After sleeping in late, they’d taken a subway to the Battery, gone over to the Statue of Liberty and stood in line for two hours before entering the statue. Abilene supposed that the climb to the top was the most tiring - and scary - part of their Big Apple adventure. After making their way up flight after flight of ‘normal’ stairs, they’d come to a circular staircase so steep and narrow that she had almost chickened out. Though Helen had muttered, ‘Oh my God,’ at the base of the twisting iron stairs, she’d gone ahead and started up, Abilene behind her. The singlefile line moved slowly upward. There were long pauses. The air was hot and stuffy. Abilene felt as if she were suffocating. She gasped for breath and blinked sweat from her eyes and wished she could turn back. There was no way to turn back. What happens to people who pass out trying this? she wondered. Is there a rescue team, or what?

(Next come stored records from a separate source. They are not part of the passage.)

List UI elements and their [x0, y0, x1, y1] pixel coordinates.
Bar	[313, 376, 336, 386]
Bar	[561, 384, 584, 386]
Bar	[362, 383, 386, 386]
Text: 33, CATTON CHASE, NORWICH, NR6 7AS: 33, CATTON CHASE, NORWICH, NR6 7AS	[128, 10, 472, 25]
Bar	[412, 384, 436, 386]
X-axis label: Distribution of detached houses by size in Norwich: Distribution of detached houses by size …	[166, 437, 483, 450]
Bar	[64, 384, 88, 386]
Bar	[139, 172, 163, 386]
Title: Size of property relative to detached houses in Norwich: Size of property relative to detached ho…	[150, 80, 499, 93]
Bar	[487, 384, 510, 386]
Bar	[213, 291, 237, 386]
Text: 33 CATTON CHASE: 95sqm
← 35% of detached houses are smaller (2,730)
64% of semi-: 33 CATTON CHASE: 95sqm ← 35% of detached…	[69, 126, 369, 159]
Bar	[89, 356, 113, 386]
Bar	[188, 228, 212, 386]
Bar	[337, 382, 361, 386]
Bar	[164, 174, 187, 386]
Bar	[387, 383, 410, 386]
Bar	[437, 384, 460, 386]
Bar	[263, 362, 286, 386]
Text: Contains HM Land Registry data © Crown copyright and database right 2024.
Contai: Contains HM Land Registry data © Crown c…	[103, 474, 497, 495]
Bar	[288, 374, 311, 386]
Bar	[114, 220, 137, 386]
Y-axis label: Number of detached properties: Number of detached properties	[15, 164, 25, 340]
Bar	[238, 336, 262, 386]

The iron railings, because of their steep angle, were so low at her sides that it seemed quite possible to tumble over one. Again and again, she imagined herself going dizzy, rolling over the left-hand rail, and plummeting straight down the center opening.
If Helen can make it, I can, she kept telling herself. And at last she followed Helen into the crown. It had no openings. It had no fresh air. It was even hotter, stuffier than the stairway. All she wanted was out. Nudged on by those behind her, she filed past the tiny windows. Glanced through glass so dirty or scratched that it made a foggy blur of the harbor and the New York skyline. Kept on moving and started downward.
The very best thing about the Statue of Liberty, she found, was escaping from it.
While they rested in the park, Abilene had looked into Finley’s camera and said, ‘Now I know all about those “tired, huddled masses yearning to breathe free.” They’re the poor slobs climbing to the top.’